Don Edkins – EDN Interview
We have had several posts including Don Edkins, described in one of them as ”…a true gentleman in the world documentary community, and a man who in his work in a true Griersonian way seeks to combine the documentary art form, campaign and information…”
Edkins is member of the month of EDN, that presents a fine informative interview with him. Here is a taster (on his background) and a link to where you can find the whole talk:
I became interested in photography during my high school years and used it to document whatever situation I was facing in my life.
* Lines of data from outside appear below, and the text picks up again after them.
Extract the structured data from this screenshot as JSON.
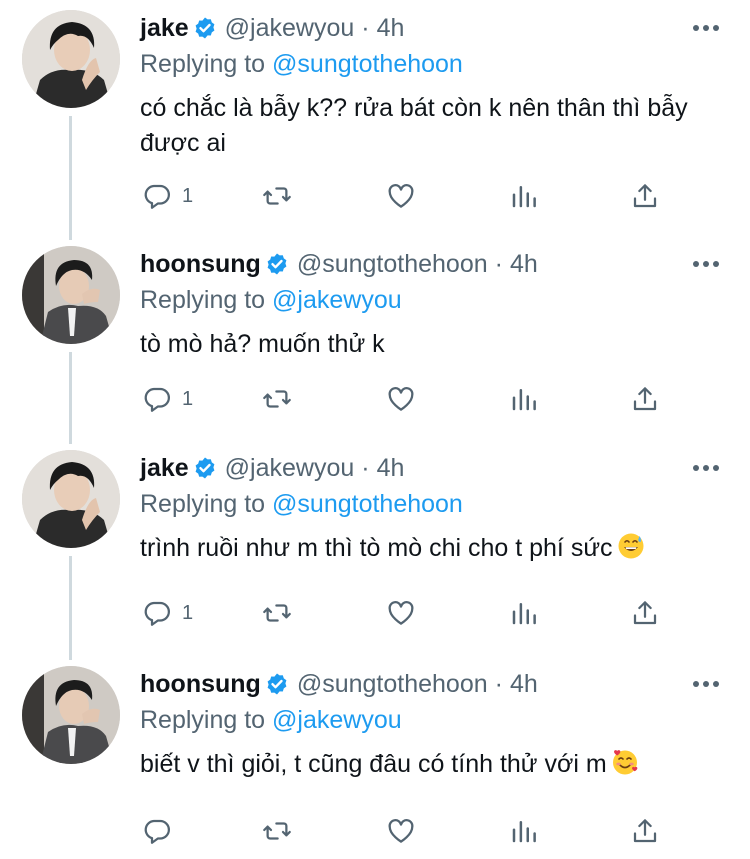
{
  "colors": {
    "accent": "#1d9bf0",
    "secondary_text": "#536471",
    "thread_line": "#cfd9de"
  },
  "tweets": [
    {
      "name": "jake",
      "handle": "@jakewyou",
      "separator": "·",
      "time": "4h",
      "replying_label": "Replying to",
      "replying_handle": "@sungtothehoon",
      "text": "có chắc là bẫy k?? rửa bát còn k nên thân thì bẫy được ai",
      "reply_count": "1",
      "emoji": ""
    },
    {
      "name": "hoonsung",
      "handle": "@sungtothehoon",
      "separator": "·",
      "time": "4h",
      "replying_label": "Replying to",
      "replying_handle": "@jakewyou",
      "text": "tò mò hả? muốn thử k",
      "reply_count": "1",
      "emoji": ""
    },
    {
      "name": "jake",
      "handle": "@jakewyou",
      "separator": "·",
      "time": "4h",
      "replying_label": "Replying to",
      "replying_handle": "@sungtothehoon",
      "text": "trình ruồi như m thì tò mò chi cho t phí sức",
      "reply_count": "1",
      "emoji": "grinning-sweat-emoji"
    },
    {
      "name": "hoonsung",
      "handle": "@sungtothehoon",
      "separator": "·",
      "time": "4h",
      "replying_label": "Replying to",
      "replying_handle": "@jakewyou",
      "text": "biết v thì giỏi, t cũng đâu có tính thử với m",
      "reply_count": "",
      "emoji": "smiling-hearts-emoji"
    }
  ],
  "icons": [
    "verified-icon",
    "more-icon",
    "reply-icon",
    "retweet-icon",
    "like-icon",
    "views-icon",
    "share-icon"
  ]
}
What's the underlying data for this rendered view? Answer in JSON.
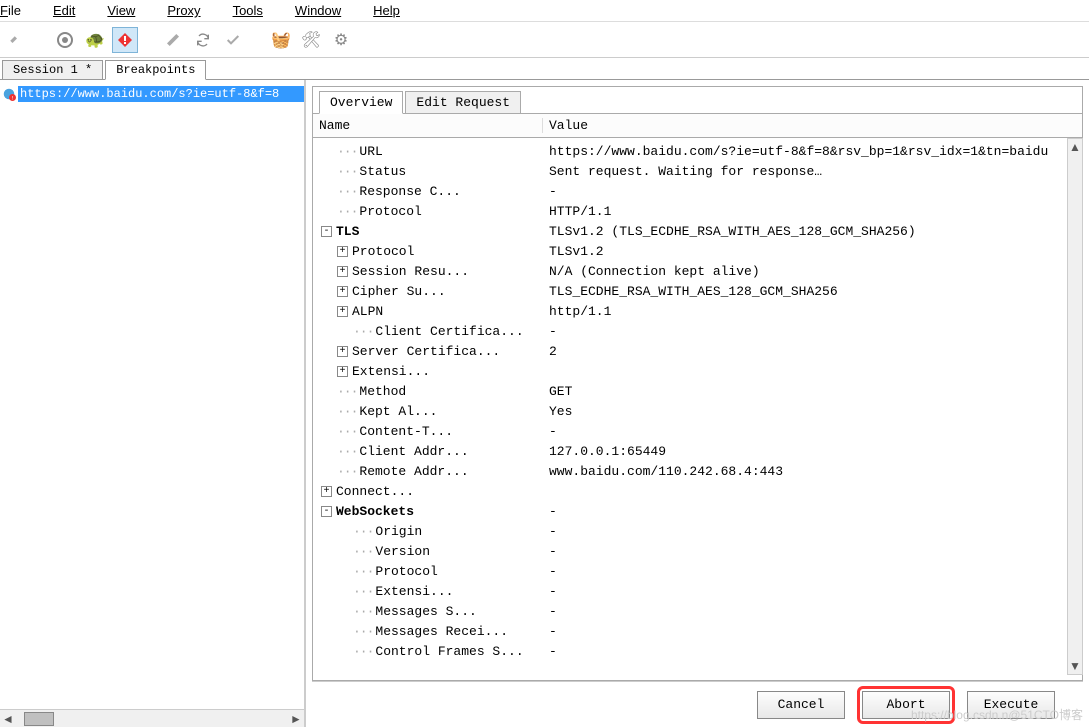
{
  "menu": {
    "file": "ile",
    "edit": "Edit",
    "view": "View",
    "proxy": "Proxy",
    "tools": "Tools",
    "window": "Window",
    "help": "Help"
  },
  "tabs": {
    "session": "Session 1 *",
    "breakpoints": "Breakpoints"
  },
  "left": {
    "url": "https://www.baidu.com/s?ie=utf-8&f=8"
  },
  "sub_tabs": {
    "overview": "Overview",
    "edit_request": "Edit Request"
  },
  "table": {
    "header_name": "Name",
    "header_value": "Value",
    "rows": [
      {
        "indent": 1,
        "toggle": "",
        "name": "URL",
        "value": "https://www.baidu.com/s?ie=utf-8&f=8&rsv_bp=1&rsv_idx=1&tn=baidu"
      },
      {
        "indent": 1,
        "toggle": "",
        "name": "Status",
        "value": "Sent request. Waiting for response…"
      },
      {
        "indent": 1,
        "toggle": "",
        "name": "Response C...",
        "value": "-"
      },
      {
        "indent": 1,
        "toggle": "",
        "name": "Protocol",
        "value": "HTTP/1.1"
      },
      {
        "indent": 0,
        "toggle": "-",
        "name": "TLS",
        "bold": true,
        "value": "TLSv1.2 (TLS_ECDHE_RSA_WITH_AES_128_GCM_SHA256)"
      },
      {
        "indent": 1,
        "toggle": "+",
        "name": "Protocol",
        "value": "TLSv1.2"
      },
      {
        "indent": 1,
        "toggle": "+",
        "name": "Session Resu...",
        "value": "N/A (Connection kept alive)"
      },
      {
        "indent": 1,
        "toggle": "+",
        "name": "Cipher Su...",
        "value": "TLS_ECDHE_RSA_WITH_AES_128_GCM_SHA256"
      },
      {
        "indent": 1,
        "toggle": "+",
        "name": "ALPN",
        "value": "http/1.1"
      },
      {
        "indent": 2,
        "toggle": "",
        "name": "Client Certifica...",
        "value": "-"
      },
      {
        "indent": 1,
        "toggle": "+",
        "name": "Server Certifica...",
        "value": "2"
      },
      {
        "indent": 1,
        "toggle": "+",
        "name": "Extensi...",
        "value": ""
      },
      {
        "indent": 1,
        "toggle": "",
        "name": "Method",
        "value": "GET"
      },
      {
        "indent": 1,
        "toggle": "",
        "name": "Kept Al...",
        "value": "Yes"
      },
      {
        "indent": 1,
        "toggle": "",
        "name": "Content-T...",
        "value": "-"
      },
      {
        "indent": 1,
        "toggle": "",
        "name": "Client Addr...",
        "value": "127.0.0.1:65449"
      },
      {
        "indent": 1,
        "toggle": "",
        "name": "Remote Addr...",
        "value": "www.baidu.com/110.242.68.4:443"
      },
      {
        "indent": 0,
        "toggle": "+",
        "name": "Connect...",
        "value": ""
      },
      {
        "indent": 0,
        "toggle": "-",
        "name": "WebSockets",
        "bold": true,
        "value": "-"
      },
      {
        "indent": 2,
        "toggle": "",
        "name": "Origin",
        "value": "-"
      },
      {
        "indent": 2,
        "toggle": "",
        "name": "Version",
        "value": "-"
      },
      {
        "indent": 2,
        "toggle": "",
        "name": "Protocol",
        "value": "-"
      },
      {
        "indent": 2,
        "toggle": "",
        "name": "Extensi...",
        "value": "-"
      },
      {
        "indent": 2,
        "toggle": "",
        "name": "Messages S...",
        "value": "-"
      },
      {
        "indent": 2,
        "toggle": "",
        "name": "Messages Recei...",
        "value": "-"
      },
      {
        "indent": 2,
        "toggle": "",
        "name": "Control Frames S...",
        "value": "-"
      }
    ]
  },
  "buttons": {
    "cancel": "Cancel",
    "abort": "Abort",
    "execute": "Execute"
  },
  "watermark": "https://blog.csdn.n@51CTO博客"
}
Having to leave South Africa because of refusing to fight in the Angolan war in 1975, I ended up photographing life in Guatemala during the military dictatorship, an LSD conference in Santa Cruz, California, the effect migrant labour had on families in Lesotho, and refugees from the Rwandan genocide. I was a member of Afrapix, a collective of South African photographers documenting life under apartheid, and then moved to Germany in 1988 where I joined a media collective, the Medienwerkstatt Freiburg. That is where I started working in documentary film, and the first two films I made – Goldwidows and The Colour of Gold – were about migrant labour in South Africa and Lesotho. Affordable video projectors became available in the early ‘90s, and so we took these films to show in rural communities in Lesotho: the experience of the incredible discussions that took place after the screenings has influenced much of my work since then. The mobile cinema we started in Lesotho has now been runningcontinuously for more than twenty years.